Speed risk. Making large capital commitments under time pressure without complete information is the defining risk of co-investing. It is not a flaw in the structure. It is the cost of fee savings. The mitigation is preparation: pre-agreed investment criteria, a standing investment committee process for co-invest decisions, and a default rule that passing is acceptable without justification. Teams that treat every co-invest offer as a must-decide event make worse decisions than teams that pre-define their pass criteria.
What to Do Next
If you are an accredited investor with PE exposure above $25 million, check your current LPAs before the next fund closing. Most side letters are negotiated at close or not at all. Pull the co-invest provisions in your existing agreements. Count how many rights you hold. Count how many you have used in the last three years. That gap is your starting number.
For your next fund commitment, bring specific LPA language to the negotiation rather than accepting GP-drafted terms. The ILPA model LPA and ILPA Principles 3.0 provide the template language. Your legal counsel should mark up the co-invest section specifically, not treat it as boilerplate.

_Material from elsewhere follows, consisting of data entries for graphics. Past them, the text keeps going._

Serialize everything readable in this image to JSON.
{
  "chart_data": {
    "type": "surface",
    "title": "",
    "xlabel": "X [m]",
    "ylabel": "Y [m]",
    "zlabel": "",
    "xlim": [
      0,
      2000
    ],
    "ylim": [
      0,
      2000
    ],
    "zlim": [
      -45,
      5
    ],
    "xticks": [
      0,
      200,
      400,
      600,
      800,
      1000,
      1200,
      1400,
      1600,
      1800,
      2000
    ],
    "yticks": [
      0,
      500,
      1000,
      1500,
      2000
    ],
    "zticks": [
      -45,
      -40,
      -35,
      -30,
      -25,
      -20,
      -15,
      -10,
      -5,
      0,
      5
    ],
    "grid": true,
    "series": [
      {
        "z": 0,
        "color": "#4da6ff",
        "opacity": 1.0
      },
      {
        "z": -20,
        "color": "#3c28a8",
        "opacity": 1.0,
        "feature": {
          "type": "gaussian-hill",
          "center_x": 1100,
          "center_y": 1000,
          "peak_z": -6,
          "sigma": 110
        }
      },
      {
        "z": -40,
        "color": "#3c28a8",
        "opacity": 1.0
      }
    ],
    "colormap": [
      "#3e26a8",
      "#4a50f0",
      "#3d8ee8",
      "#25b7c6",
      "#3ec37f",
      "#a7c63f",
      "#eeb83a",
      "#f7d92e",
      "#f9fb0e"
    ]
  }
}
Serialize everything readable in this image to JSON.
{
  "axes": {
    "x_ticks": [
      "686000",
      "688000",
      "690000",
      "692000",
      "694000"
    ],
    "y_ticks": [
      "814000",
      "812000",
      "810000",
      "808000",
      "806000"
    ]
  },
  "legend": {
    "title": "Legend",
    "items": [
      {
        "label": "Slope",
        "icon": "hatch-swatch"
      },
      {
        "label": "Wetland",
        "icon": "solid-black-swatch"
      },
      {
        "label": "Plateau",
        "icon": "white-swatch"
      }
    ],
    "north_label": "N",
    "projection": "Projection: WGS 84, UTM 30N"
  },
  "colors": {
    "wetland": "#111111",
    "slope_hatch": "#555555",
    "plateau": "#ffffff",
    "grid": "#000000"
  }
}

If your team lacks the bandwidth to evaluate deals in 10 to 14 days, that is not a reason to skip co-invest rights. It is a reason to negotiate a 15-business-day window and to build the internal process before the first offer arrives. The $3.6 million in lifetime savings on a $100 million program does not require you to accept every deal. It requires you to accept some. Define which ones in advance. Then act when they appear.
Author Disclosure: Jeff Barnes, MBA has no personal position in any company, fund, or platform named in this article. Angel Investors Network has no current commercial relationship with any party mentioned. AIN provides marketing and education services, not investment advice. Past performance does not guarantee future results. All investments involve risk, including loss of principal.